Aus wirtschaftlicher Sicht ist das gemeinsame Potenzial der BRICS-Gruppe, die mit etwa vier Milliarden Einwohnern fast die Hälfte der Gesamtbevölkerung bildet, durch die Erweiterung auf zehn Länder ebenfalls deutlich gesteigert worden: Der Anteil der BRICS am kaufkraftbereinigten globalen Bruttoinlandsprodukt liegt heute schon bei mehr als 35 Prozent. Ihr Anteil am weltweiten Handel wird derzeit auf etwa 23 Prozent geschätzt.
Schlüsselrolle auf dem Getreidemarkt
Im Wirtschafts- und Handelsbereich ist die außerordentliche Rolle der BRICS heute daher nicht mehr von der Hand zu weisen. Zum Beispiel im Agrarsektor, wo die Staatengruppe Experten zufolge fast 45 Prozent der globalen Getreideproduktion und etwa 25 Prozent des weltweiten Getreideausfuhren auf sich vereint und deshalb eine gemeinsame Getreidebörse gründen will. Damit sollen die Rahmenbedingungen beim Handel mit Getreide dahingehend verändert werden, dass die Schwellenländer unter anderem auf die Preisbildung diverser Getreidekulturen einen entscheidenden Einfluss nehmen und das globale Geschäft mit Getreide gerechter machen können.
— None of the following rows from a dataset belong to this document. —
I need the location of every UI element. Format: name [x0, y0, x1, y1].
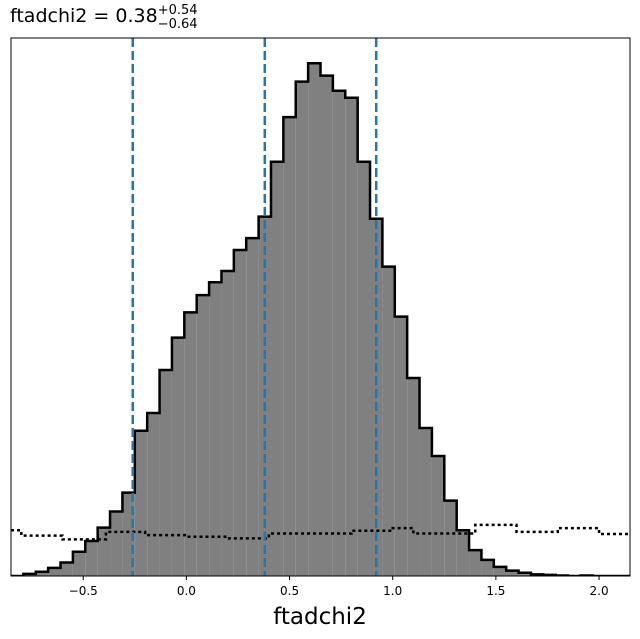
x-tick-label: −0.5 — [69, 584, 98, 598]
histogram-bar — [270, 161, 284, 576]
histogram-bar — [444, 500, 457, 576]
histogram-bar — [382, 266, 395, 576]
x-tick-label: 2.0 — [590, 584, 609, 598]
histogram-bar — [221, 270, 234, 576]
histogram-bar — [431, 456, 445, 576]
title-lower-error: −0.64 — [158, 17, 198, 32]
histogram-bar — [209, 282, 222, 576]
histogram-bar — [345, 97, 358, 576]
histogram-bar — [184, 312, 197, 576]
histogram-bar — [469, 550, 482, 576]
histogram-bar — [481, 559, 494, 576]
x-axis: −0.5 0.0 0.5 1.0 1.5 2.0 — [69, 576, 609, 598]
histogram-outline — [11, 62, 630, 576]
histogram-bar — [97, 527, 111, 576]
title-param: ftadchi2 — [10, 5, 87, 27]
title-upper-error: +0.54 — [158, 3, 198, 18]
histogram-bar — [506, 570, 519, 576]
x-tick-label: 0.5 — [280, 584, 299, 598]
histogram-bar — [419, 428, 432, 576]
histogram-bar — [246, 238, 259, 576]
histogram-bar — [308, 63, 321, 576]
x-tick-label: 1.5 — [486, 584, 505, 598]
histogram-bar — [394, 316, 408, 576]
histogram-bar — [72, 551, 86, 576]
histogram-bar — [134, 430, 148, 576]
x-tick-label: 0.0 — [177, 584, 196, 598]
histogram-bar — [295, 81, 309, 576]
histogram-bar — [48, 567, 61, 576]
histogram-bar — [283, 117, 296, 576]
histogram-bar — [233, 249, 247, 576]
histogram-bar — [110, 511, 123, 576]
histogram-bar — [171, 337, 185, 576]
histogram-bar — [493, 566, 507, 576]
plot-area — [10, 37, 631, 577]
x-axis-label: ftadchi2 — [273, 604, 367, 630]
histogram-bar — [35, 571, 49, 576]
histogram-bar — [320, 75, 333, 576]
histogram-bar — [407, 378, 420, 576]
histogram-bar — [147, 412, 160, 576]
prior-line — [11, 523, 630, 541]
plot-frame — [10, 37, 631, 577]
x-tick-label: 1.0 — [383, 584, 402, 598]
histogram-bar — [332, 90, 346, 576]
histogram-bar — [357, 161, 371, 576]
histogram-bar — [196, 295, 210, 576]
chart-title: ftadchi2 = 0.38+0.54 −0.64 — [10, 3, 198, 32]
histogram-bar — [60, 562, 73, 576]
title-equals: = — [87, 5, 115, 27]
histogram-bar — [85, 541, 98, 576]
title-median: 0.38 — [115, 5, 157, 27]
histogram-bar — [518, 572, 531, 576]
histogram-bar — [456, 530, 470, 576]
histogram-bar — [159, 369, 172, 576]
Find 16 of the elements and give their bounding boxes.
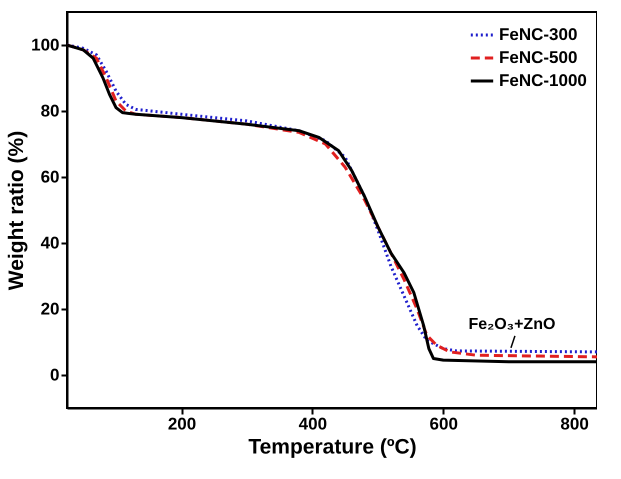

Gegenwärtig haben die BRICS-Länder jedoch keine Möglichkeit, die Preise für solche landwirtschaftlichen Produkte wie Weizen, Gerste und Mais, die für die Ernährungssicherheit und die Wirtschaft der Schwellenländer übrigens von zentraler Bedeutung sind, maßgeblich zu beeinflussen. Stattdessen werden die Weltpreise für diese Kulturen im Westen gebildet und auch dort beeinflusst.
Russlands Getreide-Initiative
Als Reaktion darauf und mit Blick auf die Förderung der wirtschaftlichen Zusammenarbeit der BRICS-Länder hatte Russland bereits vor Monaten vorgeschlagen, eine eigene und einheitliche FinanziInfrastruktur zu schaffen, so dass zwischen den Unternehmen der Vereinigung der Handel an einer alternativen und vom Westen unabhängigen Börse stattfinden kann. Die Russen verwieses dabei auf ihr Know-how bei der Schaffung moderner und zuverlässiger Börsenplätze sowie auf ihre Erfahrung bei Börsengeschäften, die unter Verwendung der nationalen Währungen der BRICS-Mitglieder abgewickelt wurden.
Während der Gespräche in Kazan hatte der russische Präsident Wladimir Putin dann vorgeschlagen, die Schaffung der BRICS-Getreidebörse voranzubringen. Er betonte, dass die Eröffnung einer gemeinsamen Getreidebörse dazu beitragen werde, „gerechte Indikatoren für Getreidepreise auf internationaler Ebene zu bilden, nationale Märkte vor negativen äußeren Einwirkungen, Spekulationen und Versuchen, ein künstliches Lebensmitteldefizit zu provozieren, zu schützen.“
Gemeinsame Plattform für Getreide- und Rohstoffhandel
Die anderen neun BRICS-Staaten begrüßten diese Initiative der russischen Seite und verpflichteten sich gemeinsam mit Russland dazu, im Rahmen ihrer Partnerschaft eine Getreide- und Rohstoffhandelsplattform zu schaffen und sie weiterzuentwickeln. Damit diese nach Möglichkeit alle Agrarbereiche umfassen kann.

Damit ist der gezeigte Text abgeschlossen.